Opening shortly in the UK is Danny Donnelly's Payback Season, a London-set tale about a rising Premiership football star Jerome (Adam Deacon) who can't shake off the attentions of his old gang-member friends from the estate where he grew up. The contrast between Jerome's life and that of his old friends is glaring. At least as far as Donnelly's film is concerned, top footballers live in a gilded world of sports cars, luxury flats and champagne binges at nightclubs.
The conspiring in Renaissance Italy under the Medicis and Borgias was nothing to that at Loftus Road under Flavio Briatore if The Four Year Plan, the recent doc about QPR, is taken as the measure.
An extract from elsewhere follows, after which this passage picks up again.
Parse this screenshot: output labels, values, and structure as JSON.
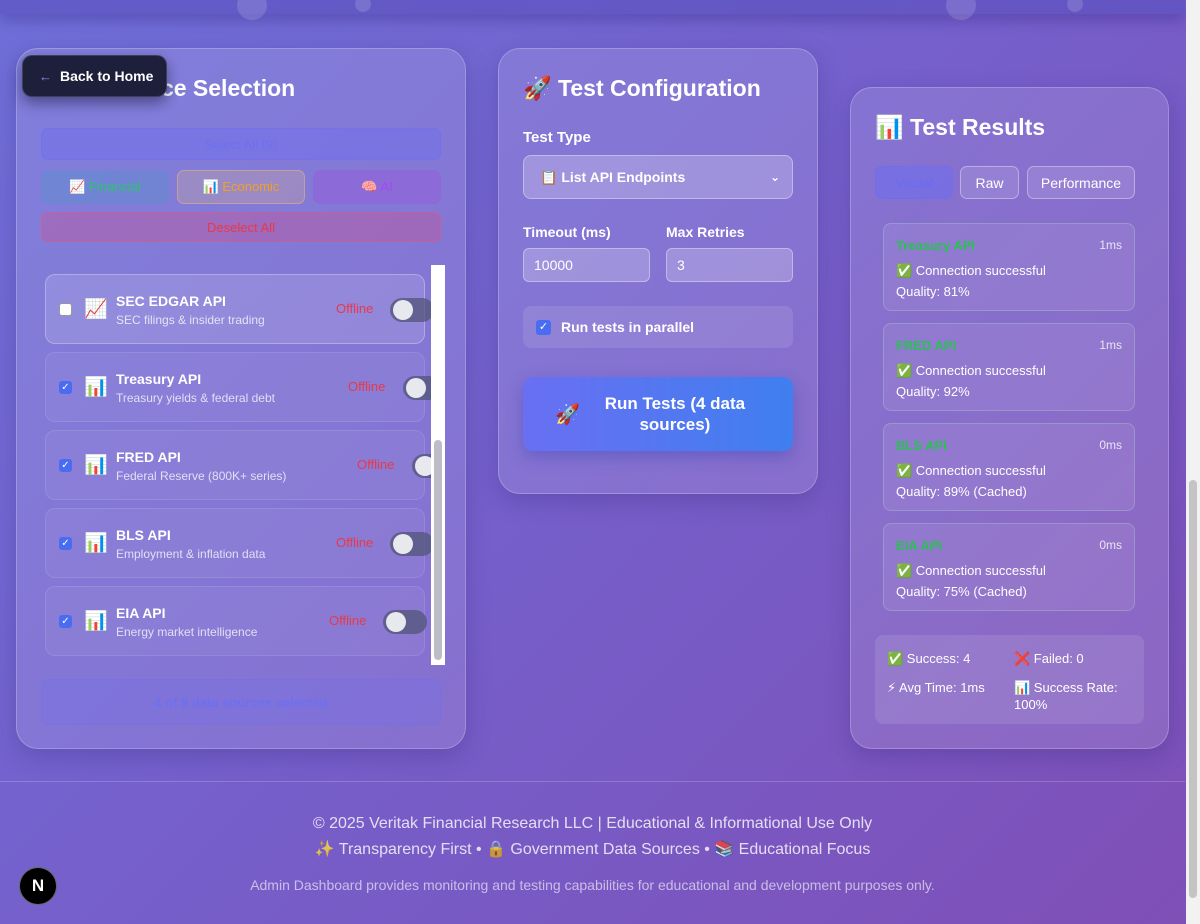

There are so many football-themed films currently being made that, by the law of averages, at least one of two will turn out OK. In the process, they should finally rehabilitate a form of film-making that, for so long, has been little more than a self-indulgent joke.
Hot Shots: 4 top football films...
Johan Cruyff: At a Given Moment
An inspiring doc about how the Dutch maestro brought joy to Catalonia in the Franco era by helping Barcelona to give Real Madrid a bloody nose.
The Arsenal Stadium Mystery
The great Thorold Dickinson directed this murder-mystery, which is both effective in its own right as a thriller and a nostalgia-steeped curiosity piece.
Hero: The Bobby Moore Story
Absurdly hagiographic in parts, Tony Palmer's very moving film nonetheless captures the dignity, class and courage of England's World Cup winning captain.
A glimpse into the existential angst of a French player (Vikash Dhorasoo) who falls foul of his team manager and spends almost an entire World Cup on the sidelines, filming with an 8mm camera.
...and 4 that miss the target
The 'Goal!' trilogy was more about merchandising than storytelling. The filmic equivalent of three lots of 90 minutes spent locked up inside a branch of Sports Direct.
This Iranian movie by Ali Shah-Hatami may have an allegorical undertow about life under the Mullahs and the plight of wounded ducks, but the kids' football scenes are shockingly poor.
The football movie as a rites of passage yarn... Jean Van De Velde's story about a group of twentysomething adults who've played for the same team since they were kids is cheesy in the extreme.
Not even a cameo from Alan Shearer saves this whimsical yarn about teenagers desperate to get hold of season tickets for Newcastle United FC.